Jim Roberts of Ashville-based AdvantageWest, the Western NC economic development organization, lamented the region’s lack of a major research university. But, he said, it may work out a relationship with East Tennessee University. He said the region’s first meeting of entrepreneurs and investors went very well.
Lots of folks were doing business in the Sheraton’s corridors and the expansive exhibition room throughout the day.
Martin Naley, business development manager for Invitrogen life technologies, a Carlsbad, CA company, made sure the economic development and tech transfer people knew his company had grants for certain biotech start-ups.
Invitrogen offers grants usually of $100,000 for science research tools that “accelerate biological discovery and understanding,” Naley told LTW. “They’re for an inventor who needs a little money to start a company or to use in proof on concept research. Our program gives them that.”
Invitrogen supports research it thinks may lead to tool technologies it may license. It has licensed about 700 such tools. Invitrogen has other means to help start-ups. “We provide fees and royalty revenues for their research tools while they work on therapeutics,” he said.
Areas of interest include amplification, biochemical arrays, bioengineering, cell-based assays, cell culture, lines, and signaling, cloning, enzymes, expression, gene display, informatics, labeling and detection, modeling, protein engineering, purification, sequencing, and more. (www.invitrogen.com/grants).
Merix on the Move
Merix Bioscience of Durham, is wooing an Asian partner for a major deal, said Jeffery Abbey, director of strategic development.
Abbey also told LTW that Merix, which has developed a Duke-based technology to make anti-cancer vaccines, expects to start its first company sponsored Phase I clinical trial this year.
Merix will test its vaccine against renal cell kidney cancer. The company probably won’t start raising money for its C round until after it closes the deal-in-the-works, Abbey said. Merix closed one of the most impressive venture funding rounds last year at $40 million.
He said the company also might open a Canadian office. “There’s government support you if you spend money there,” he said.
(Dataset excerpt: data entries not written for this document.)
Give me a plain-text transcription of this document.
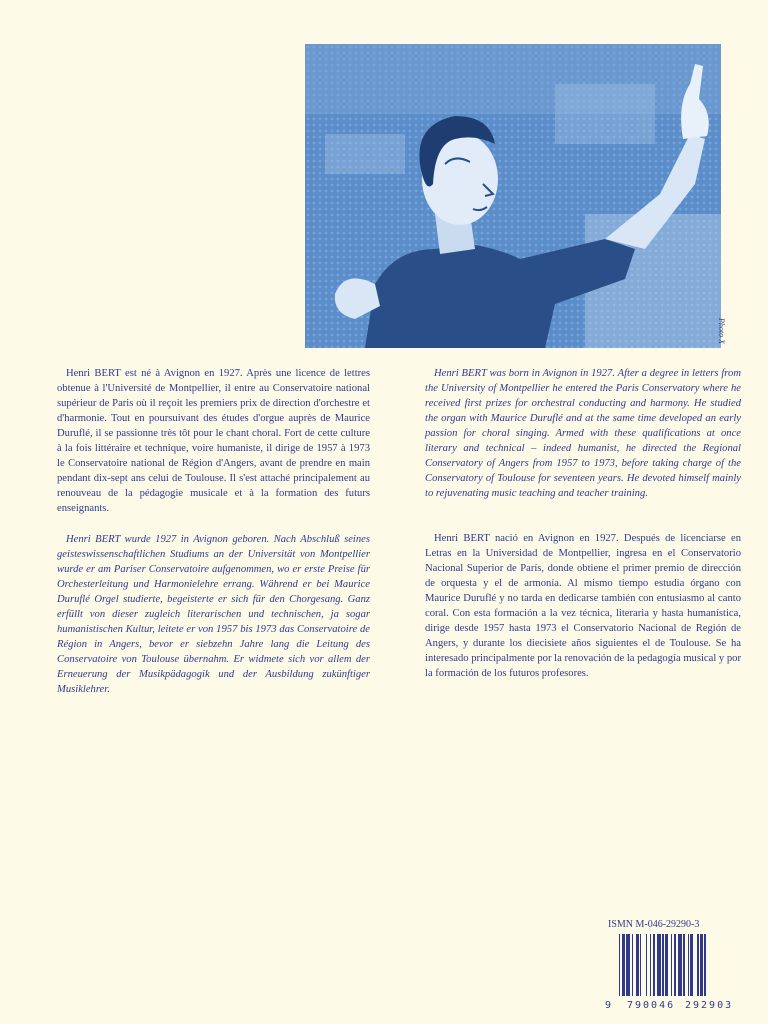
Photo X

Henri BERT est né à Avignon en 1927. Après une licence de lettres obtenue à l'Université de Montpellier, il entre au Conservatoire national supérieur de Paris où il reçoit les premiers prix de direction d'orchestre et d'harmonie. Tout en poursuivant des études d'orgue auprès de Maurice Duruflé, il se passionne très tôt pour le chant choral. Fort de cette culture à la fois littéraire et technique, voire humaniste, il dirige de 1957 à 1973 le Conservatoire national de Région d'Angers, avant de prendre en main pendant dix-sept ans celui de Toulouse. Il s'est attaché principalement au renouveau de la pédagogie musicale et à la formation des futurs enseignants.

Henri BERT wurde 1927 in Avignon geboren. Nach Abschluß seines geisteswissenschaftlichen Studiums an der Universität von Montpellier wurde er am Pariser Conservatoire aufgenommen, wo er erste Preise für Orchesterleitung und Harmonielehre errang. Während er bei Maurice Duruflé Orgel studierte, begeisterte er sich für den Chorgesang. Ganz erfüllt von dieser zugleich literarischen und technischen, ja sogar humanistischen Kultur, leitete er von 1957 bis 1973 das Conservatoire de Région in Angers, bevor er siebzehn Jahre lang die Leitung des Conservatoire von Toulouse übernahm. Er widmete sich vor allem der Erneuerung der Musikpädagogik und der Ausbildung zukünftiger Musiklehrer.

Henri BERT was born in Avignon in 1927. After a degree in letters from the University of Montpellier he entered the Paris Conservatory where he received first prizes for orchestral conducting and harmony. He studied the organ with Maurice Duruflé and at the same time developed an early passion for choral singing. Armed with these qualifications at once literary and technical – indeed humanist, he directed the Regional Conservatory of Angers from 1957 to 1973, before taking charge of the Conservatory of Toulouse for seventeen years. He devoted himself mainly to rejuvenating music teaching and teacher training.

Henri BERT nació en Avignon en 1927. Después de licenciarse en Letras en la Universidad de Montpellier, ingresa en el Conservatorio Nacional Superior de París, donde obtiene el primer premio de dirección de orquesta y el de armonía. Al mismo tiempo estudia órgano con Maurice Duruflé y no tarda en dedicarse también con entusiasmo al canto coral. Con esta formación a la vez técnica, literaria y hasta humanística, dirige desde 1957 hasta 1973 el Conservatorio Nacional de Región de Angers, y durante los diecisiete años siguientes el de Toulouse. Se ha interesado principalmente por la renovación de la pedagogía musical y por la formación de los futuros profesores.

ISMN M-046-29290-3
9 790046 292903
Abbey said the biotech conference was upbeat. “You expect that here,” he said, “but I’ve also been hearing the numbers to support it.”
On the rebound?
G. Steven Burrill, chief executive officer of Burrill & Co., a life sciences investment firm with $500 million under management and chairman of the board of Triangle-based Paradigm Genetics, chalked up some of those numbers during his lunch talk following Easley.
After a rather dismal look at the precipitous drops in biotech capitalizations following the Imclone debacle, Burrill noted that sector has been “marginalized.” The sub-billion dollar market caps of public biotech companies do not interest institutional investors and investment banks, he said.
That changed market conditions. Now the buzzword in the industry is “sustainability,” Burrill and others at the event said. Sustainable companies have products and profits and can help support themselves.
Still, Burrill was optimistic and said he expects biotech market capitalization to rise 15 percent this year. “The sector is already beginning to outperform the Dow and the Nasdaq,” he said.